The controls addressed in SOC (service organization controls) 2 bring confidentiality and security measures of the service organization in line with current security concerns worldwide. SOC 2 includes the Trust Services Principles, Criteria and Illustrations for Security, Availability, Processing Integrity, Confidentiality, and Privacy (TSP) Section 100. A SOC 2 audit is a report on the data-center facilities and the suitability of the design of controls to meet the criteria set forth in TSP Section 100 that have been placed in operation as of a specific date.
ConXus Profile (health risk assessment) and ConXus Steps (self-management tools) have received Wellness and Health Promotion (WHP) certification from the National Committee for Quality Assurance (NCQA).
Health plans using ConXus modules receive automatic credit tools when undergoing NCQA Health Plan Accreditation for the following standards:
- 2017 MEM 1: Health Appraisals and MEM2: Self-Management
- 2018 PHM 4: Wellness and Prevention, Elements A-K
Wellness service providers using ConXus modules receive automatic credit for health appraisals (WHP 5) and self-management tools (WHP 7) when undergoing NCQA Wellness and Health Promotion Accreditation.
FDR Medicare Compliance
PDHI qualifies as a first tier, downstream, or related entity (FDR) for clients operating as Medicare Advantage organizations.

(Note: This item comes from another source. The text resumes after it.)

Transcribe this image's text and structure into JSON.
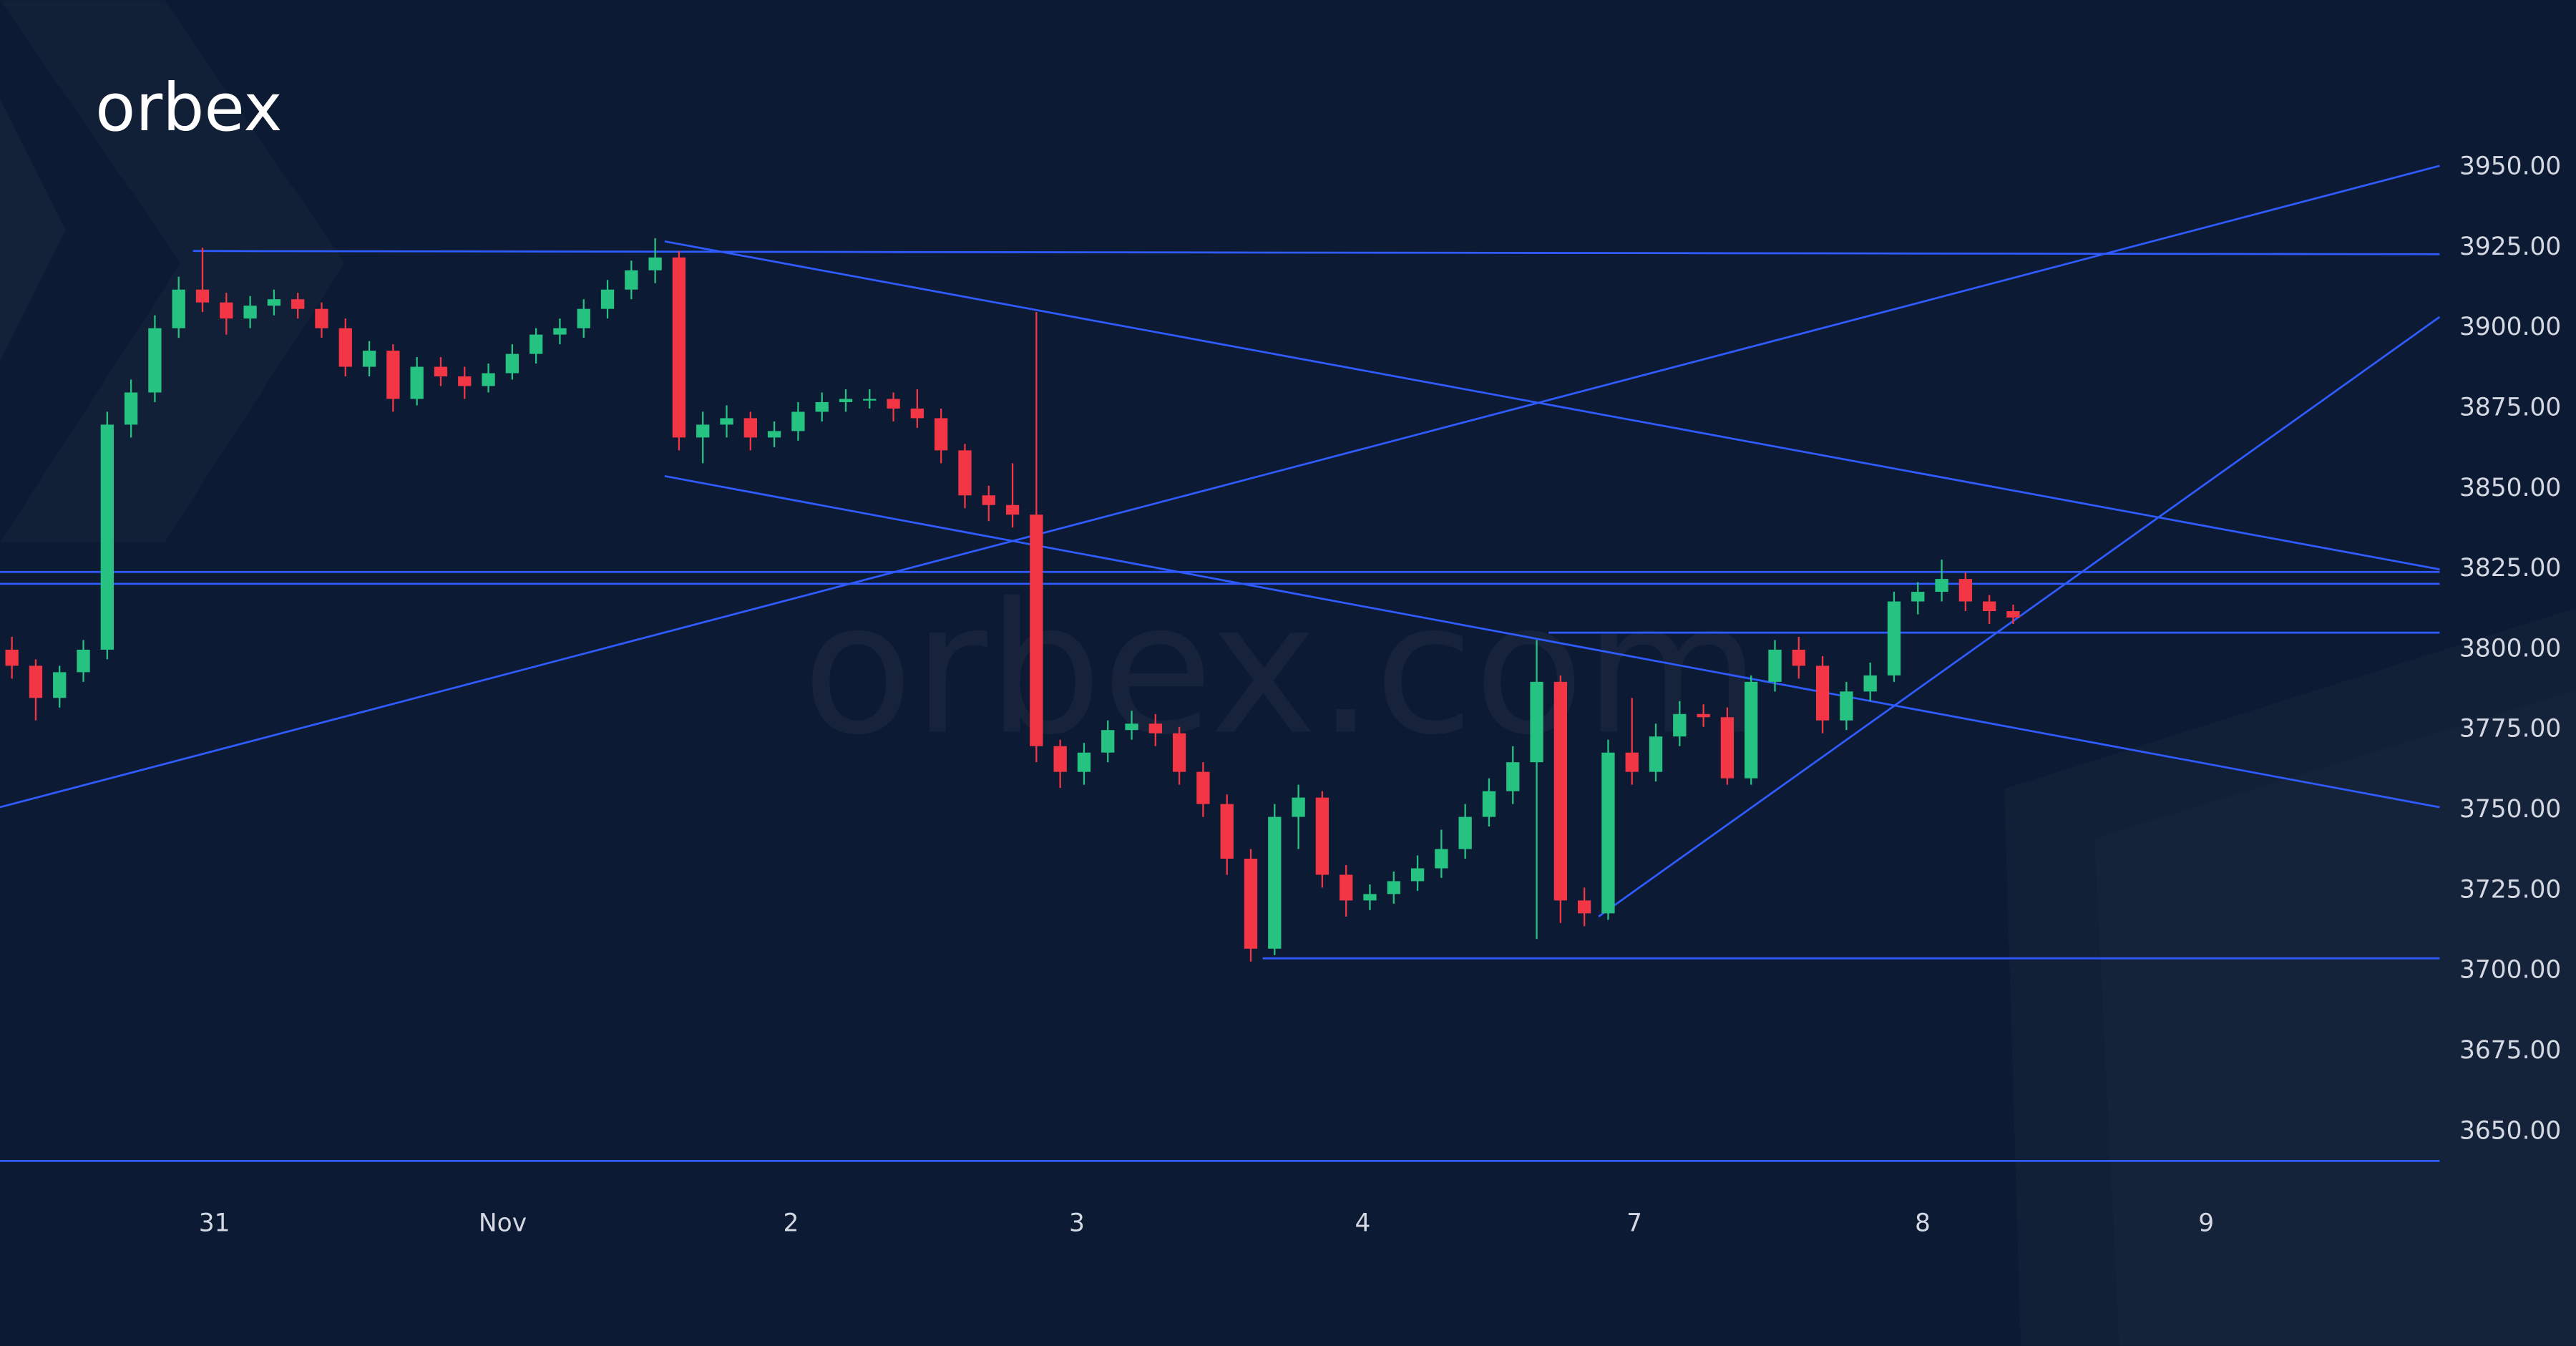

To complete annual FDR attestation, PDHI complies with the following requirements:
- Distribution of our code of conduct within 90 days of hiring or contracting and annually thereafter
- Completion of CMS Medicare Parts C & D Fraud, Waste, and Abuse and General Compliance Training within 90 days of hiring or contracting and annually thereafter
- Review of federal-level exclusion lists (DHHS-OIG List of Excluded Individuals and Entities and GSA System for Award Management) prior to hiring or contracting with any individual or entity, and monthly thereafter to ensure that none are excluded from participating in federal healthcare programs
National CLAS Standards
PDHI follows the National Culturally and Linguistically Appropriate Services (CLAS) Standards in Health and Health Care published by the Office of Minority Health, US Department of Health and Human Services.
The National CLAS Standards are intended to advance health equity, improve quality, and help eliminate healthcare disparities by providing a blueprint for individuals and health and healthcare organizations to implement culturally and linguistically appropriate services.
Text and images used in the PDHI health risk assessment and self-management tools are designed to be understandable by and respectful of all users, regardless of age, gender, education, and socioeconomic background.